Here is the Constraint Streams performance on Java 21 vs. Java 17:
Most cases show a small performance improvement when switching to Java 21. The "Conference Scheduling" benchmark is the only outlier, and with some extra work on the solver we can likely get the performance of that benchmark to improve as well.
It should be noted that we ran these benchmarks with ParallelGC
as the garbage collector (GC),
instead of the default G1GC
.
Later in this post we’ll explain why.
Real-world benchmarks
Now that we’ve seen the micro-benchmarks, it’s time to compare them to real-world solver performance. This includes the entire solver, not just the score calculation part.
We ran the solver manually in 10 different JVM forks, and used the median score calculation speed.
We selected a subset of the available benchmarks, to keep the run time short;
the selection is representative of the entire benchmark suite in terms of heuristics used and code paths exercised.
Once again, ParallelGC
is used as the garbage collector.
Here are the results:
There are no surprises here.
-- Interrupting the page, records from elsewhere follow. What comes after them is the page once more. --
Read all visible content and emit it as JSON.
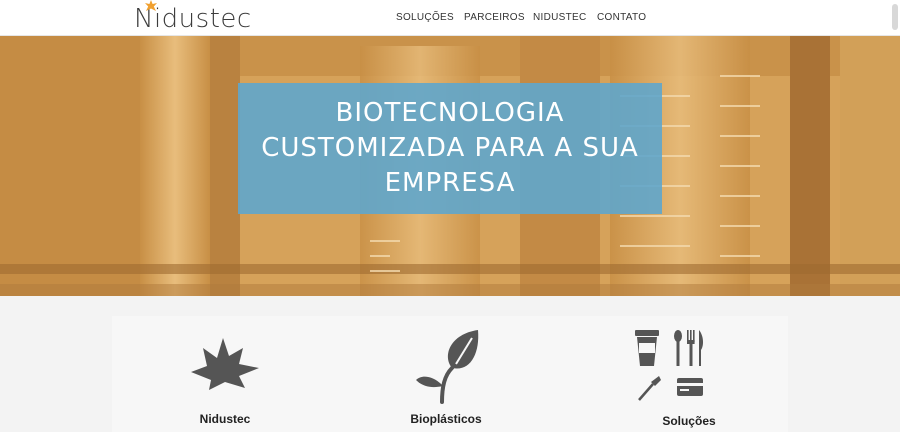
{
  "header": {
    "logo": "Nidustec",
    "nav": [
      {
        "label": "SOLUÇÕES"
      },
      {
        "label": "PARCEIROS"
      },
      {
        "label": "NIDUSTEC"
      },
      {
        "label": "CONTATO"
      }
    ]
  },
  "hero": {
    "lines": [
      "BIOTECNOLOGIA",
      "CUSTOMIZADA PARA A SUA",
      "EMPRESA"
    ]
  },
  "features": [
    {
      "label": "Nidustec",
      "icon": "nidustec-leaf-star-icon"
    },
    {
      "label": "Bioplásticos",
      "icon": "leaf-sprout-icon"
    },
    {
      "label": "Soluções",
      "icon": "solutions-icon"
    }
  ],
  "colors": {
    "hero_tint": "#d9a55a",
    "hero_box": "#5fa6cc",
    "icon_gray": "#555555",
    "logo_accent": "#f0a030"
  }
}
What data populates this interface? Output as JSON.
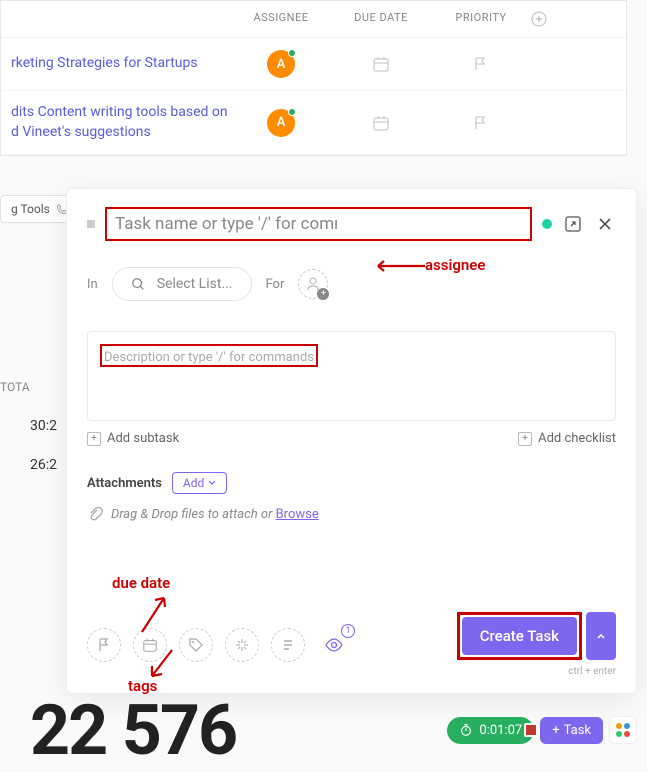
{
  "table": {
    "columns": {
      "assignee": "ASSIGNEE",
      "due_date": "DUE DATE",
      "priority": "PRIORITY"
    },
    "rows": [
      {
        "name": "rketing Strategies for Startups",
        "avatar": "A"
      },
      {
        "name": "dits Content writing tools based on d Vineet's suggestions",
        "avatar": "A"
      }
    ]
  },
  "tools_chip": "g Tools",
  "totals_label": "TOTA",
  "time_a": "30:2",
  "time_b": "26:2",
  "big_number": "22  576",
  "modal": {
    "task_name_placeholder": "Task name or type '/' for commands",
    "in_label": "In",
    "select_list_placeholder": "Select List...",
    "for_label": "For",
    "description_placeholder": "Description or type '/' for commands",
    "add_subtask": "Add subtask",
    "add_checklist": "Add checklist",
    "attachments_label": "Attachments",
    "add_button": "Add",
    "drag_text": "Drag & Drop files to attach or ",
    "browse": "Browse",
    "watcher_count": "1",
    "create_button": "Create Task",
    "ctrl_hint": "ctrl + enter"
  },
  "annotations": {
    "assignee": "assignee",
    "due_date": "due date",
    "tags": "tags"
  },
  "bottom_bar": {
    "timer": "0:01:07",
    "task_button": "Task"
  }
}
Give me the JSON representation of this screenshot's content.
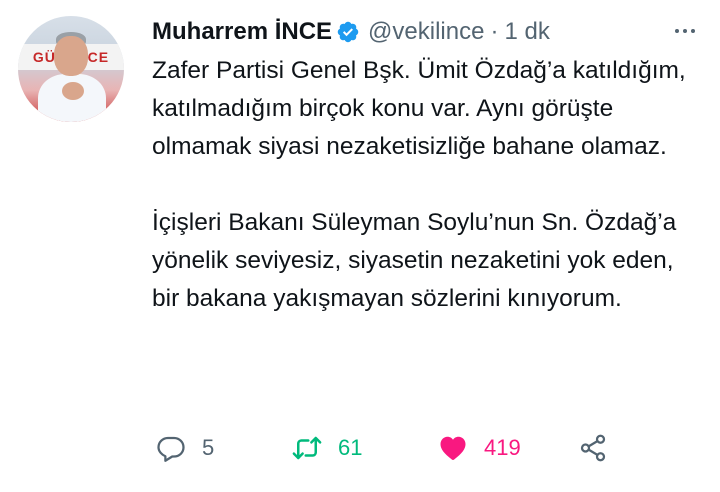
{
  "author": {
    "name": "Muharrem İNCE",
    "handle": "@vekilince",
    "separator": "·",
    "time": "1 dk",
    "avatar_banner_text": "GÜVENCE",
    "verified_color": "#1d9bf0"
  },
  "tweet": {
    "paragraphs": [
      "Zafer Partisi Genel Bşk. Ümit Özdağ’a katıldığım, katılmadığım birçok konu var. Aynı görüşte olmamak siyasi nezaketisizliğe bahane olamaz.",
      "İçişleri Bakanı Süleyman Soylu’nun Sn. Özdağ’a yönelik seviyesiz, siyasetin nezaketini yok eden, bir bakana yakışmayan sözlerini kınıyorum."
    ]
  },
  "actions": {
    "reply": {
      "icon": "reply-icon",
      "count": "5"
    },
    "retweet": {
      "icon": "retweet-icon",
      "count": "61",
      "color": "#00ba7c"
    },
    "like": {
      "icon": "heart-icon",
      "count": "419",
      "color": "#f91880"
    },
    "share": {
      "icon": "share-icon"
    }
  }
}
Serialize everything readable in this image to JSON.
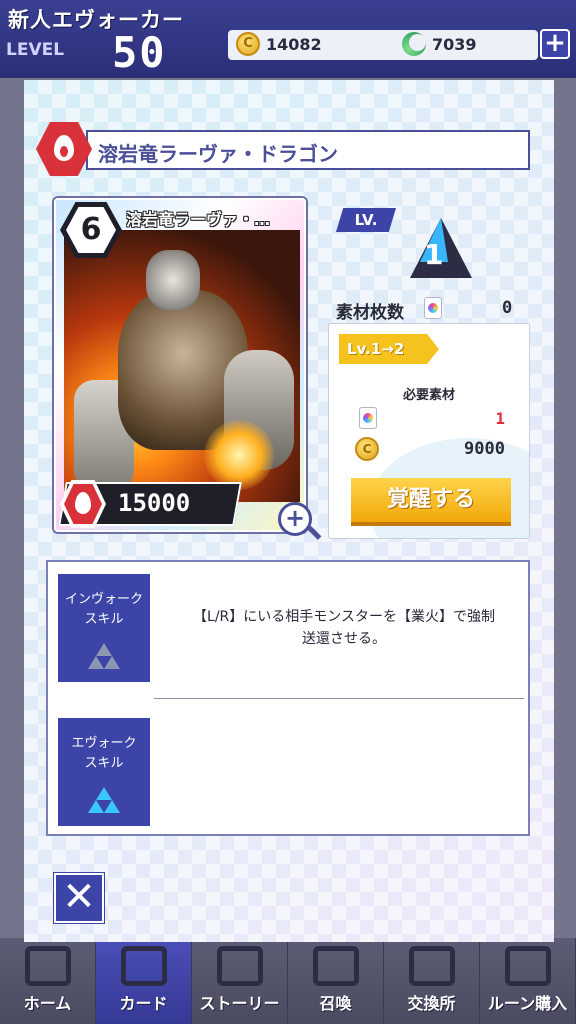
{
  "header": {
    "rank_title": "新人エヴォーカー",
    "level_label": "LEVEL",
    "level_value": "50",
    "coin_symbol": "C",
    "coins": "14082",
    "gems": "7039",
    "add_label": "+"
  },
  "nav": {
    "items": [
      {
        "label": "ホーム",
        "icon": "home-icon"
      },
      {
        "label": "カード",
        "icon": "card-icon",
        "active": true
      },
      {
        "label": "ストーリー",
        "icon": "story-icon"
      },
      {
        "label": "召喚",
        "icon": "summon-icon"
      },
      {
        "label": "交換所",
        "icon": "exchange-icon"
      },
      {
        "label": "ルーン購入",
        "icon": "rune-icon"
      }
    ]
  },
  "modal": {
    "title": "溶岩竜ラーヴァ・ドラゴン",
    "attribute": "fire",
    "card": {
      "cost": "6",
      "name": "溶岩竜ラーヴァ・…",
      "power": "15000",
      "zoom_label": "+"
    },
    "level": {
      "badge": "LV.",
      "value": "1"
    },
    "material": {
      "label": "素材枚数",
      "count": "0"
    },
    "upgrade": {
      "step": "Lv.1→2",
      "required_label": "必要素材",
      "material_required": "1",
      "coin_symbol": "C",
      "coin_required": "9000",
      "button": "覚醒する"
    },
    "skills": {
      "invoke_label_1": "インヴォーク",
      "invoke_label_2": "スキル",
      "invoke_desc_1": "【L/R】にいる相手モンスターを【業火】で強制",
      "invoke_desc_2": "送還させる。",
      "evoke_label_1": "エヴォーク",
      "evoke_label_2": "スキル"
    },
    "close_label": "✕"
  },
  "colors": {
    "accent": "#3d44a8",
    "fire": "#d9313a",
    "gold": "#f6c21e"
  }
}
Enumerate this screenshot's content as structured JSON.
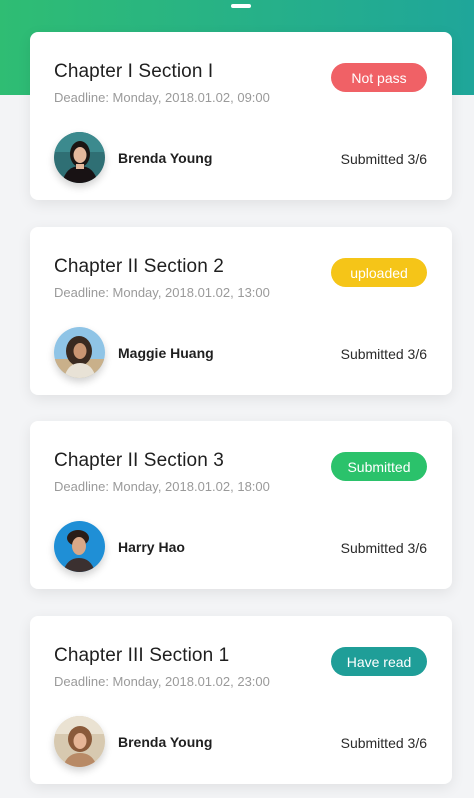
{
  "assignments": [
    {
      "title": "Chapter I  Section I",
      "deadline": "Deadline: Monday, 2018.01.02, 09:00",
      "status": {
        "label": "Not pass",
        "color": "#f06166"
      },
      "student": "Brenda Young",
      "submitted": "Submitted 3/6",
      "avatar_icon": "avatar-photo-icon"
    },
    {
      "title": "Chapter II Section 2",
      "deadline": "Deadline: Monday, 2018.01.02, 13:00",
      "status": {
        "label": "uploaded",
        "color": "#f5c518"
      },
      "student": "Maggie Huang",
      "submitted": "Submitted 3/6",
      "avatar_icon": "avatar-photo-icon"
    },
    {
      "title": "Chapter II Section 3",
      "deadline": "Deadline: Monday, 2018.01.02, 18:00",
      "status": {
        "label": "Submitted",
        "color": "#2bc26b"
      },
      "student": "Harry Hao",
      "submitted": "Submitted 3/6",
      "avatar_icon": "avatar-photo-icon"
    },
    {
      "title": "Chapter III Section 1",
      "deadline": "Deadline: Monday, 2018.01.02, 23:00",
      "status": {
        "label": "Have read",
        "color": "#1f9e98"
      },
      "student": "Brenda Young",
      "submitted": "Submitted 3/6",
      "avatar_icon": "avatar-photo-icon"
    }
  ],
  "header_gradient": [
    "#2fbd73",
    "#1fa69a"
  ]
}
We see small performance improvements across the board, confirming the results of the micro-benchmarks. Compared to the micro-benchmarks, "Conference Scheduling" no longer registers as an outlier, which is interesting and will serve as another data point in our investigation into that possible regression.
Since we haven’t established a formal interval of confidence for these large benchmarks, we can’t say with certainty that the improvements are statistically significant. However, the fluctuations observed between runs have been small enough to give us confidence in the results.
Why ParallelGC
?
In the years that we’ve been working with the Timefold Solver and its predecessor, OptaPlanner,
we’ve found that ParallelGC
is the best garbage collector for the solver.
This should not be surprising - ParallelGC
is tailored for high throughput,
and the solver is 100 % CPU-bound.
G1GC
(the default garbage collector) is instead tailored for low latency,
and that makes a considerable difference.
However, things change and we occasionally need to challenge our assumptions.
Is ParallelGC
still the best GC for the solver?
The following chart shows the difference in performance between G1GC
(the baseline) and ParallelGC
.
And since Java 21 introduced generational ZGC, another GC aiming for low latency,
we thought it would be interesting to include that as well.
The results (obtained by the micro-benchmarks from earlier) are clear:
-
ParallelGC
continues to be the best GC for the solver. -
G1GC
comes second, but it’s considerably slower. -
ZGC is by far the worst of the three.
The situation may change if we increased the heap size available to the JVM as ParallelGC
does not scale well with large heaps,
but with -Xmx1G
, it is the clear winner.
(And 1GB of heap is more than enough for many use cases of Timefold Solver.)
Conclusion
In this post, we’ve shown that:
-
Timefold Solver 1.1.0 works perfectly fine with Java 21, no changes are needed.
-
Switching to Java 21 may bring a small performance improvement to your Timefold Solver application, but your mileage may vary slightly.
-
ParallelGC
continues to be the best garbage collector for the solver.
We encourage you to try Java 21 and make the switch. It is free after all, and you’ll be able to enjoy the latest and greatest Java platform.
Appendix A: Reproducing the results
These benchmarks use Timefold Solver 1.1.0, the latest version at the time of writing.
All benchmarks were run on Fedora Linux 38, with Intel Core i7-12700H
CPU and 32 GB of RAM.
We used OpenJDK Runtime Environment Temurin-17.0.8+7 (build 17.0.8+7)
(available as 17.0.8-tem
on SDKMAN)
and OpenJDK Runtime Environment (build 21+35-2513)
(available as 21.ea.35-open
on SDKMAN).
Source code of the micro-benchmarks can be found in my own personal repository.
The real-world benchmarks were run using timefold-solver-benchmark
,
this configuration and a simple script.
(You’ll need timefold-solver-examples
on the classpath.)
All data used for the charts can be found in this spreadsheet.